Валера вернулся с холодным бельгийским пивом, фисташками и – неожиданно – блюдом бутербродов с красной икрой.

– Жируешь? – спросил Славик.

– Не жалуюсь, – потупил глаза старый друг.

Славик сорвал крышку с пива и с досады проглотил полбутерброда с икрой, не жуя.

Дальнейшая беседа выявила, что у Валеры дела шли в гору: он уже два года работал в отделе рекламы одной из тех компаний, чьи сверкающие деловыми улыбками филиалы были в каждом крупном городе России, а недавно еще и получил повышение.

– Откуда квартирка? – спросил Славик.

– Снимаем.

– Хха! Снимать – все равно что в топку деньги кидать! Я еще понимаю, если бы ипотека… Я вот с предками не зря живу. Экономия – плюс готовый омлет каждое утро!

– На омлет и у нас хватает, – хихикнул Валера. – Кстати…

Он включил ноутбук и стал с экрана показывать фотолетопись своей жизни. На каждом фото рядом с плюшевым Валерой улыбалось прелестное существо с белой челкой, глазами Бэмби и недетской грудью.

– Это мы на Клязьме… У ее друзей есть яхта… Катаемся на лошадях… Отдыхаем в Черногории… Такой чудесный отель достался: четыре звезды, но по ощущению все пять! – медовым голосом говорил Валера.

Он замечал, что Славик с каждой фотографией становится все смурнее, и наслаждался этим, как гурман, распечатавший сберегаемую годами бутылку вина.

– Представляешь! А я в кино карьеру делаю! – не выдержал и перебил Саврасов.

– Ты? Какую? – неподдельно удивился Валера.

Славик приосанился, метнул в рот еще один бутерброд. Пионы на его рубахе снова расцвели.

– Сценарий пишу. Погони, супергерои, немного детектива… Высший класс! Джеймс Бонд отдыхает.

Валера издал недоверчивое хмыканье и щелкнул мышкой.

– Смотри, а это мы с Аленкой на Корфу. Дивный островок!

– Нехилый, – согласился Саврасов, бросив взгляд на Аленку в бирюзовом бикини. – Причем у меня уже покупатель на сценарий есть. Одна продюсерша. Я ей рассказал идею – она тут же: шедевра-а-ально!

– Отель с тремя бассейнами, – мурлыкал Валера, листая фото.

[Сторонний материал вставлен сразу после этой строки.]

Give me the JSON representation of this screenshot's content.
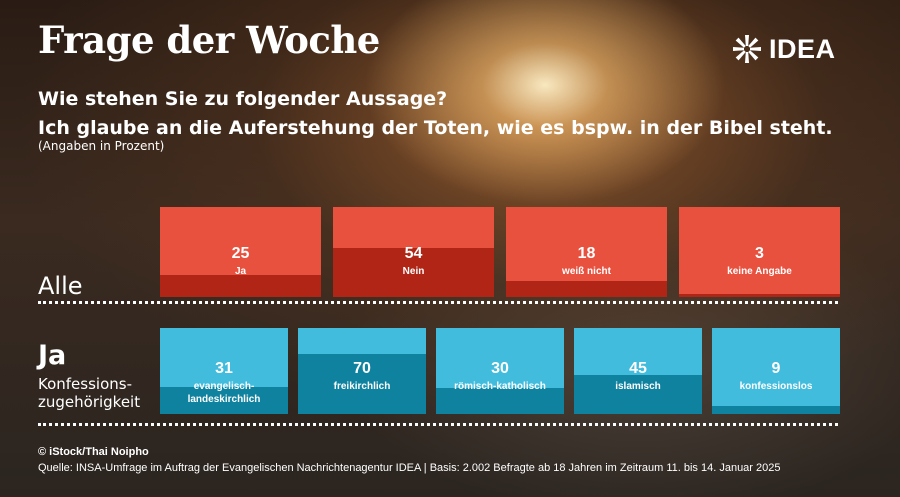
{
  "header": {
    "title": "Frage der Woche",
    "logo_text": "IDEA",
    "question_line1": "Wie stehen Sie zu folgender Aussage?",
    "question_line2": "Ich glaube an die Auferstehung der Toten, wie es bspw. in der Bibel steht.",
    "unit_note": "(Angaben in Prozent)"
  },
  "rows": {
    "alle_label": "Alle",
    "ja_label": "Ja",
    "ja_sublabel_line1": "Konfessions-",
    "ja_sublabel_line2": "zugehörigkeit"
  },
  "colors": {
    "alle_light": "#E9513F",
    "alle_dark": "#B02516",
    "ja_light": "#42BCDD",
    "ja_dark": "#0F82A0"
  },
  "chart_data": [
    {
      "type": "bar",
      "group": "Alle",
      "categories": [
        "Ja",
        "Nein",
        "weiß nicht",
        "keine Angabe"
      ],
      "values": [
        25,
        54,
        18,
        3
      ],
      "ylim": [
        0,
        100
      ]
    },
    {
      "type": "bar",
      "group": "Ja",
      "categories": [
        "evangelisch-landeskirchlich",
        "freikirchlich",
        "römisch-katholisch",
        "islamisch",
        "konfessionslos"
      ],
      "category_lines": [
        [
          "evangelisch-",
          "landeskirchlich"
        ],
        [
          "freikirchlich"
        ],
        [
          "römisch-katholisch"
        ],
        [
          "islamisch"
        ],
        [
          "konfessionslos"
        ]
      ],
      "values": [
        31,
        70,
        30,
        45,
        9
      ],
      "ylim": [
        0,
        100
      ]
    }
  ],
  "footer": {
    "credit": "© iStock/Thai Noipho",
    "source": "Quelle: INSA-Umfrage im Auftrag der Evangelischen Nachrichtenagentur IDEA | Basis: 2.002 Befragte ab 18 Jahren im Zeitraum 11. bis 14. Januar 2025"
  }
}
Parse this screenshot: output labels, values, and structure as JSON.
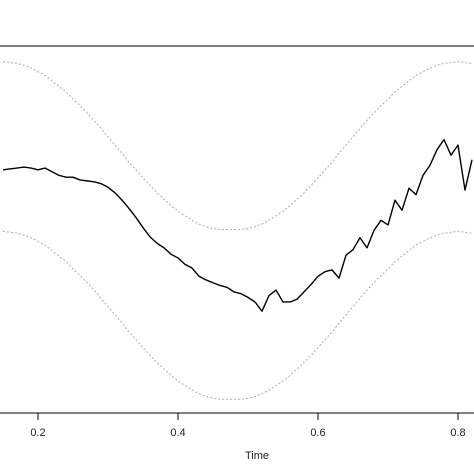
{
  "chart_data": {
    "type": "line",
    "x_label": "Time",
    "x": [
      0.15,
      0.16,
      0.17,
      0.18,
      0.19,
      0.2,
      0.21,
      0.22,
      0.23,
      0.24,
      0.25,
      0.26,
      0.27,
      0.28,
      0.29,
      0.3,
      0.31,
      0.32,
      0.33,
      0.34,
      0.35,
      0.36,
      0.37,
      0.38,
      0.39,
      0.4,
      0.41,
      0.42,
      0.43,
      0.44,
      0.45,
      0.46,
      0.47,
      0.48,
      0.49,
      0.5,
      0.51,
      0.52,
      0.53,
      0.54,
      0.55,
      0.56,
      0.57,
      0.58,
      0.59,
      0.6,
      0.61,
      0.62,
      0.63,
      0.64,
      0.65,
      0.66,
      0.67,
      0.68,
      0.69,
      0.7,
      0.71,
      0.72,
      0.73,
      0.74,
      0.75,
      0.76,
      0.77,
      0.78,
      0.79,
      0.8,
      0.81,
      0.82
    ],
    "series": [
      {
        "color": "#000000",
        "style": "solid",
        "values": [
          0.65,
          0.66,
          0.67,
          0.68,
          0.67,
          0.65,
          0.67,
          0.63,
          0.59,
          0.57,
          0.57,
          0.54,
          0.53,
          0.52,
          0.5,
          0.46,
          0.4,
          0.32,
          0.23,
          0.13,
          0.02,
          -0.08,
          -0.15,
          -0.2,
          -0.27,
          -0.31,
          -0.38,
          -0.42,
          -0.51,
          -0.55,
          -0.58,
          -0.61,
          -0.63,
          -0.68,
          -0.7,
          -0.74,
          -0.79,
          -0.89,
          -0.72,
          -0.66,
          -0.79,
          -0.79,
          -0.76,
          -0.68,
          -0.6,
          -0.51,
          -0.46,
          -0.44,
          -0.53,
          -0.28,
          -0.22,
          -0.09,
          -0.2,
          -0.01,
          0.1,
          0.05,
          0.32,
          0.21,
          0.45,
          0.38,
          0.59,
          0.7,
          0.87,
          0.98,
          0.81,
          0.92,
          0.43,
          0.76
        ]
      },
      {
        "color": "#aaaaaa",
        "style": "dotted",
        "values": [
          1.83,
          1.82,
          1.81,
          1.79,
          1.76,
          1.72,
          1.68,
          1.62,
          1.56,
          1.5,
          1.42,
          1.35,
          1.27,
          1.19,
          1.1,
          1.01,
          0.92,
          0.83,
          0.73,
          0.65,
          0.56,
          0.48,
          0.4,
          0.33,
          0.26,
          0.2,
          0.15,
          0.1,
          0.06,
          0.03,
          0.01,
          0.0,
          0.0,
          0.0,
          0.0,
          0.01,
          0.03,
          0.06,
          0.1,
          0.15,
          0.2,
          0.26,
          0.33,
          0.4,
          0.48,
          0.56,
          0.65,
          0.73,
          0.83,
          0.92,
          1.01,
          1.1,
          1.19,
          1.27,
          1.35,
          1.42,
          1.5,
          1.56,
          1.62,
          1.68,
          1.72,
          1.76,
          1.79,
          1.81,
          1.82,
          1.83,
          1.82,
          1.81
        ]
      },
      {
        "color": "#aaaaaa",
        "style": "dotted",
        "values": [
          -0.02,
          -0.03,
          -0.04,
          -0.06,
          -0.09,
          -0.13,
          -0.17,
          -0.23,
          -0.29,
          -0.35,
          -0.43,
          -0.5,
          -0.58,
          -0.66,
          -0.75,
          -0.84,
          -0.93,
          -1.02,
          -1.12,
          -1.2,
          -1.29,
          -1.37,
          -1.45,
          -1.52,
          -1.59,
          -1.65,
          -1.7,
          -1.75,
          -1.79,
          -1.82,
          -1.84,
          -1.85,
          -1.85,
          -1.85,
          -1.85,
          -1.84,
          -1.82,
          -1.79,
          -1.75,
          -1.7,
          -1.65,
          -1.59,
          -1.52,
          -1.45,
          -1.37,
          -1.29,
          -1.2,
          -1.12,
          -1.02,
          -0.93,
          -0.84,
          -0.75,
          -0.66,
          -0.58,
          -0.5,
          -0.43,
          -0.35,
          -0.29,
          -0.23,
          -0.17,
          -0.13,
          -0.09,
          -0.06,
          -0.04,
          -0.03,
          -0.02,
          -0.03,
          -0.04
        ]
      }
    ],
    "xlim": [
      0.1,
      0.85
    ],
    "xticks": [
      0.2,
      0.4,
      0.6,
      0.8
    ],
    "ylim": [
      -2,
      2
    ]
  }
}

– Вцепилась как клещ: продай да продай. Ну, я и уступил. Мне ж не жалко – за приятную сумму.

– Во Вьетнаме пляжи – это нечто! Песочек как пудра…

– Продюсерша уже звезд собирает под мое кино. Все на низком старте, ждут только меня. А я что? Я пишу.

Валера помычал с умеренным восторгом и выложил еще один фотокозырь: он и подруга-Бэмби умильно барахтаются в бескрайних лавандовых волнах Прованса. Казалось, запас фотографий у него неисчерпаем.

– Так ты при деньгах? – спросил Валера. – Мы на Кубу собираемся махнуть – давай с нами!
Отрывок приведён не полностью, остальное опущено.